Eleven miles through Cotswold countryside, walking through endless fields, many of them more or less rendered impenetrable by selfish farmers who appear to have no consideration for walkers. Theresa May claims the worst thing she has ever done wasto run through a cornfield! Well I have charged through several recently and in my view blazing such a trail is manifestly in the public interest.
It started like this…
We were heralded right-royally last night and I was asked to talk about the work of ZANE and how it began fourteen or so years ago. It all began by accident, really, as so much does that happens in life. We think we are in tight control but that is an arrogance.
It began in response to a cry for help. I met a woman whose husband was murdered in 2002 by Mugabe’s henchmen at the beginning of the troubles. She fled to the UK in fear of her life with two children. As she was a polio victim I thought she deserved help and so I gave her some money and off we went.
Then other sad cases appeared, and then more, and so the work of ZANE began in earnest.

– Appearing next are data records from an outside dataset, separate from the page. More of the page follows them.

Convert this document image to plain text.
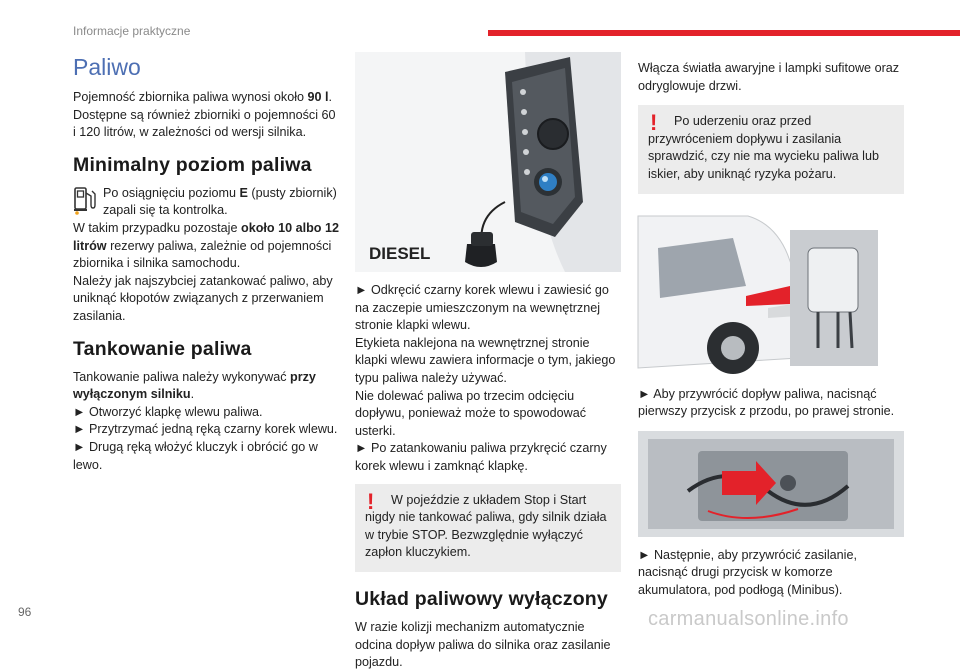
Informacje praktyczne
Paliwo

Pojemność zbiornika paliwa wynosi około 90 l. Dostępne są również zbiorniki o pojemności 60 i 120 litrów, w zależności od wersji silnika.

Minimalny poziom paliwa

Po osiągnięciu poziomu E (pusty zbiornik) zapali się ta kontrolka.

W takim przypadku pozostaje około 10 albo 12 litrów rezerwy paliwa, zależnie od pojemności zbiornika i silnika samochodu.

Należy jak najszybciej zatankować paliwo, aby uniknąć kłopotów związanych z przerwaniem zasilania.

Tankowanie paliwa

Tankowanie paliwa należy wykonywać przy wyłączonym silniku.

► Otworzyć klapkę wlewu paliwa.

► Przytrzymać jedną ręką czarny korek wlewu.

► Drugą ręką włożyć kluczyk i obrócić go w lewo.

DIESEL

► Odkręcić czarny korek wlewu i zawiesić go na zaczepie umieszczonym na wewnętrznej stronie klapki wlewu.

Etykieta naklejona na wewnętrznej stronie klapki wlewu zawiera informacje o tym, jakiego typu paliwa należy używać.

Nie dolewać paliwa po trzecim odcięciu dopływu, ponieważ może to spowodować usterki.

► Po zatankowaniu paliwa przykręcić czarny korek wlewu i zamknąć klapkę.

!	W pojeździe z układem Stop i Start nigdy nie tankować paliwa, gdy silnik działa w trybie STOP. Bezwzględnie wyłączyć zapłon kluczykiem.

Układ paliwowy wyłączony

W razie kolizji mechanizm automatycznie odcina dopływ paliwa do silnika oraz zasilanie pojazdu.

Włącza światła awaryjne i lampki sufitowe oraz odryglowuje drzwi.

!	Po uderzeniu oraz przed przywróceniem dopływu i zasilania sprawdzić, czy nie ma wycieku paliwa lub iskier, aby uniknąć ryzyka pożaru.

► Aby przywrócić dopływ paliwa, nacisnąć pierwszy przycisk z przodu, po prawej stronie.

► Następnie, aby przywrócić zasilanie, nacisnąć drugi przycisk w komorze akumulatora, pod podłogą (Minibus).

96	carmanualsonline.info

I have learned the hard way that, if you can come to someone’s help when they are in need, then do so.
Fighting Fear
The shortcomings of St Peter and John Wayne are easy to criticise. Their human weaknesses remind us that there is nothing very original about mankind. It’s all too easy for us to condemn others for sins that don’t hold any temptation for us, but it requires courage to take a long, hard look at ourselves and confront our own failings with a clear eye.
Turning a Blind Eye
I have a memory that even after 60 years still haunts me. I was about 12 at the time, at an Edinburgh prep school. In my class, there was a solitary Nigerian boy – let’s call him Martin. He was a sad child, tall, weedy and withdrawn. He had a high, rather effeminate voice, and a perpetually runny nose. Of course, being black, he was a rarity in post-war Edinburgh.
The net effect of all this was that his life was a torment, a grisly episode from Lord of the Flies. Children can be devilish to other children who are different and Martin was an obvious target. He was beaten and mocked, his food was spat on, and he was subjected to vicious racial abuse. I have no recollection of where the teachers, an inadequate bunch of war-scarred has-beens, were during these incidents – but I can still see Martin’s contorted, weeping face turning from side to side as he desperately sought the support of anyone who might come to his aid.
Now I didn’t take part in the bullying or the name-calling, and the fact that it was happening upset me. But I’m sorry to say I never tried to help Martin: I was afraid, of course, that the bullies might turn on spotty, stammering Benyon instead.
Even at my tender age, I learned a harsh lesson. I was frightened of the bullies and behaved like a coward. But I discovered that that being ashamed of myself was worse than any fear. Everything boiled down to one simple proposition: whatever the consequences, we all must act so we can live with ourselves.
This is how it works in so many bad situations in our cruel world. We know that what is happening is wrong, but we keep our counsel and busy ourselves with tidying our desks in the hope that the problem will just go away. We sidle along waiting for someone else to do the martyr bit and expose the bullies.
I have now learned that occasionally we have to face down what is unjust – and to hell with the consequences. As former concentration camp survivor Elie Weisel said in his 1986 Nobel Prize acceptance speech: “We must always take sides. Neutrality helps the oppressor, never the victim. Silence encourages the tormentor, never the tormented.”
Perhaps we think that those who speak out have to be virtuous superheroes –like Martin Luther King – but that is not true. The ones who act are often unsure of themselves. Moses was a murderer and stammered; Jeremiah was a depressed melancholic; Jonah was a coward and ran away; and Isaiah thought he was wholly unworthy. So, if we are fearful and doubt ourselves, we are in good company. But there are ways to defeat fear. Anna, in Richard Rodgers’ The King and I, sings:
Whenever I feel afraid,
I hold my head erect,
And whistle a happy tune,
So no one will suspect,
I’m afraid…
The Blessing of Anger
The truth is, you can become as brave as you pretend you are. That’s one way to come to terms with our terrors. Fear has always been with us: fear of being bullied, fear for our reputation, fear of pain, fear of upsetting someone, or the fear of losing friends. To avoid being crushed by our fears, we have to coax them out into the open and then crush them. Only if we do this, can we speak up for the voiceless, the weak and the poor.
We all have a will, and if we don’t stand for something, we will fall for anything. When this happens, we are not just asleep: we grow spiritually dead. There is a wonderful Franciscan prayer:
May God bless you with discomfort at easy answers, half-truths and superficial relationships… May God bless you with anger at injustice and exploitation of people, so that you may work for justice, freedom and peace… May God bless you with enough foolishness to believe that you can make a difference in this world, so that you can do what others claim cannot be done…
Poor Martin. I hope that if ever he reads this, he could bring himself to forgive me.